Auch über die Zuschauerkapazität muss diskutiert werden. Tatsache ist nämlich auch, dass die Neuköllner Straße aus allen Nähten platzt, wenn wie gegen Wiesbaden 1300 Fans heranströmen. Je mehr kommen, umso mehr müssen dann mit mieser Sicht leben. Da bleibt bei den Betroffenen die Begeisterung auf der Strecke. „Eine Halle mit 5000 Plätzen, in die dann aber nur 1500 kommen, wäre nicht gut für die Stimmung. Realistisch wäre eine Kapazität von 1500 bis 2000 Zuschauern”, rechnet Maubach vor. Womit das nächste Problem vor der Halle stünde. Wohin mit deren Autos? Eine Antwort auf diese Frage gibt es nicht. Der Parkdruck im Suermondtviertel ist jetzt schon enorm. Zink: „Es kann hier nur mit den Bürgern gehen.”

Die Kosten werden zunächst einmal auf fünf bis sechs Millionen taxiert, dafür soll eine Halle entstehen, die in den Boden gegraben wird und von der Straße durch „viel Grün und Spielflächen” (Nacken) getrennt wird. Je tiefer für die (Volleyball-)Halle gebaggert wird, umso mehr Spielraum entsteht letztlich bei der Deckenhöhe. Denn ob die Bundesligavorgabe von neun Metern ausreicht, muss ebenso hinterfragt werden.

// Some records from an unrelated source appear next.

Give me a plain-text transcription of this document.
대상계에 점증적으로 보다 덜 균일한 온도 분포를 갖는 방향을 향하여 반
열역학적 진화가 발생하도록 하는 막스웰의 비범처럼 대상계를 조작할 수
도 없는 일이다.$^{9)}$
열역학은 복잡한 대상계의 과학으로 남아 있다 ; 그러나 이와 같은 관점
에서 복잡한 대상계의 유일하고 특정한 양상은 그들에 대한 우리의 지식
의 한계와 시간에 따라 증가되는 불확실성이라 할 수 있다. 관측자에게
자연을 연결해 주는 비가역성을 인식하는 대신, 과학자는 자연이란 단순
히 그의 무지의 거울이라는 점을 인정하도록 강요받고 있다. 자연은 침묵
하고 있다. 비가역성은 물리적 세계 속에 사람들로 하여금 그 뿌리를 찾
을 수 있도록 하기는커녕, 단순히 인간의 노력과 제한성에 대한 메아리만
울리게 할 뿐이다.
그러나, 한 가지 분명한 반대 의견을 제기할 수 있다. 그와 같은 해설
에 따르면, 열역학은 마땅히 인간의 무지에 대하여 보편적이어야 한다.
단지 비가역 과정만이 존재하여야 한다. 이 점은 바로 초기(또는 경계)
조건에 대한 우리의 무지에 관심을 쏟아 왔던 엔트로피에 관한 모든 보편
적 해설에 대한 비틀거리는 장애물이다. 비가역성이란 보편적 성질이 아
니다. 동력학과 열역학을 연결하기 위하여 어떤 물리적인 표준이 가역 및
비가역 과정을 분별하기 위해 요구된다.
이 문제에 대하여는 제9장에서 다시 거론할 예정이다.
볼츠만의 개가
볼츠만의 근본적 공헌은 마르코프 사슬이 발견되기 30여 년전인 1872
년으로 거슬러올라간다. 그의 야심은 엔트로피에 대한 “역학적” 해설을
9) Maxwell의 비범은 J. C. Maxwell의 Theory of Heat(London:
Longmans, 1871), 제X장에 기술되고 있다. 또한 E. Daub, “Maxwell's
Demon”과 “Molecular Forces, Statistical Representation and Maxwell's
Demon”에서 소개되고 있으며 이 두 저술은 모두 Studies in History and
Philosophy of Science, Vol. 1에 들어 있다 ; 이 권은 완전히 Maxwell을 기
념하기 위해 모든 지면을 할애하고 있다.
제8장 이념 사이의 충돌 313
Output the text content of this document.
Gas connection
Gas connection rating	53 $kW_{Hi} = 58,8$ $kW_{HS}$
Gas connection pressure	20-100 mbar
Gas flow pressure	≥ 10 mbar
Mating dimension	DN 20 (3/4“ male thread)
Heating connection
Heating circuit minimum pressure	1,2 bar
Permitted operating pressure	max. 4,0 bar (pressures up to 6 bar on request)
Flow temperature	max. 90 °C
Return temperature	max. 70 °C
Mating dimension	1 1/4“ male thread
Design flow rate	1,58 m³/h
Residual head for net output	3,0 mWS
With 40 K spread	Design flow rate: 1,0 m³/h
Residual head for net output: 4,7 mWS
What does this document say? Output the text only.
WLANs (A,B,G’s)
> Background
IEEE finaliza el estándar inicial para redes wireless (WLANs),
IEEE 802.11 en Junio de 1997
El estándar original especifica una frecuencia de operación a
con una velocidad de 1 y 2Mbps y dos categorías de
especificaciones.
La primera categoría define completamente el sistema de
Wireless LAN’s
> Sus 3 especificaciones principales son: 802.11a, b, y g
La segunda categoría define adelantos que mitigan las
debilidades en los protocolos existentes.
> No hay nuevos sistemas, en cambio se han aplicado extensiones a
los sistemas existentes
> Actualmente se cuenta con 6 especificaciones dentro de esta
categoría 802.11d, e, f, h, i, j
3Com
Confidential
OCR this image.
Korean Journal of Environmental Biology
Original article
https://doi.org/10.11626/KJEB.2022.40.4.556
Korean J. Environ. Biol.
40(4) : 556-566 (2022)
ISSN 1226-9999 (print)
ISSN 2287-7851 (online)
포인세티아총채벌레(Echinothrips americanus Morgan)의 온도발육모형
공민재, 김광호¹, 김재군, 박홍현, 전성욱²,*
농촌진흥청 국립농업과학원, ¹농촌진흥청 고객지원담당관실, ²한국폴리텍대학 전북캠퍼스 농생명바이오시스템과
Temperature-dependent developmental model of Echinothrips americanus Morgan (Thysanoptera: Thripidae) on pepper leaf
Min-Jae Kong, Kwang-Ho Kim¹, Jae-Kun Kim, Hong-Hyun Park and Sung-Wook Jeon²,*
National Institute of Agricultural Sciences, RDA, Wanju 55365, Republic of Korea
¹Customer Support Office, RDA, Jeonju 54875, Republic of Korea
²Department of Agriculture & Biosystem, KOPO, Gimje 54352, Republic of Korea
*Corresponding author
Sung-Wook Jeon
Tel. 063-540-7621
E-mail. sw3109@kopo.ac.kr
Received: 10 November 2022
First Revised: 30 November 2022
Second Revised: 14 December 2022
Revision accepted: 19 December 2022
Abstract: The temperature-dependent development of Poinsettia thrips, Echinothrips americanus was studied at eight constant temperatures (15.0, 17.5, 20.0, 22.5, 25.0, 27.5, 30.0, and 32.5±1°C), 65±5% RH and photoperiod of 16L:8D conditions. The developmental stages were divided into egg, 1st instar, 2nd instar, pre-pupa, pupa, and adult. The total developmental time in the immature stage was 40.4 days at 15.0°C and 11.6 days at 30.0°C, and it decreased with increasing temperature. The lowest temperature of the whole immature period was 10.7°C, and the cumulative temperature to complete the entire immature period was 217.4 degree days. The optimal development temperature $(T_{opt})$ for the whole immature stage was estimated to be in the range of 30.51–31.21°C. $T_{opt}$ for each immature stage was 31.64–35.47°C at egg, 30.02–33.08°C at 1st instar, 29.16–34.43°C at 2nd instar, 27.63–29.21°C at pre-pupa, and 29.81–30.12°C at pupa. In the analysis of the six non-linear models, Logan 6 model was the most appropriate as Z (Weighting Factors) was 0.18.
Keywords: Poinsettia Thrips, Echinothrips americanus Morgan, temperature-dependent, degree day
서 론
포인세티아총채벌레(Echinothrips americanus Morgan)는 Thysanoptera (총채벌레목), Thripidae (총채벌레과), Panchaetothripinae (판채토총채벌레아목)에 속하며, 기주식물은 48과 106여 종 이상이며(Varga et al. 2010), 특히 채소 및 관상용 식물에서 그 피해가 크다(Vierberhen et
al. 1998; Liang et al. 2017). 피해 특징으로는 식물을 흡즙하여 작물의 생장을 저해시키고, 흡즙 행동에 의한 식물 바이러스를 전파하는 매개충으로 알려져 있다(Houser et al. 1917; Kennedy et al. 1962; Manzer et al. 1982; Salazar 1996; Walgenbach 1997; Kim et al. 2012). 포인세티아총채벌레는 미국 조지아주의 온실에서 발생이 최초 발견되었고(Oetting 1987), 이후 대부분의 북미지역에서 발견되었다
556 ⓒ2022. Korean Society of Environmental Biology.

„Wir hoffen, dass sich das Team in den nächsten Jahren so weiterentwickelt und wir uns unter den ersten Sechs platzieren”, erklärt Maubach. Dann würde Alemannia im Europapokal spielen - und dort ist eine Hallenhöhe von 12,50 Metern vorgeschrieben. „Wir werden das Gespräch mit Stadt und Städteregion suchen, fühlen uns dafür gut aufgestellt”, sagt der Abteilungsleiter. Bundesligamanager Ralph Kranzhoff ist Architekt. Und bis dahin werden am sportlichen Erfolg gebaut.

Spielplatz im Suermondtviertel ins Auge gefasst

Als Standort für eine Sporthalle, die auch die Vorgaben der Volleyball-Bundesliga erfüllen soll wurde von Stadt und Städteregion ein Bolz- und Spielplatz samt benachbarter Bebauung an der Richardstraße zwischen Lohtringer- und Gottfriedstraße ins Auge gefasst.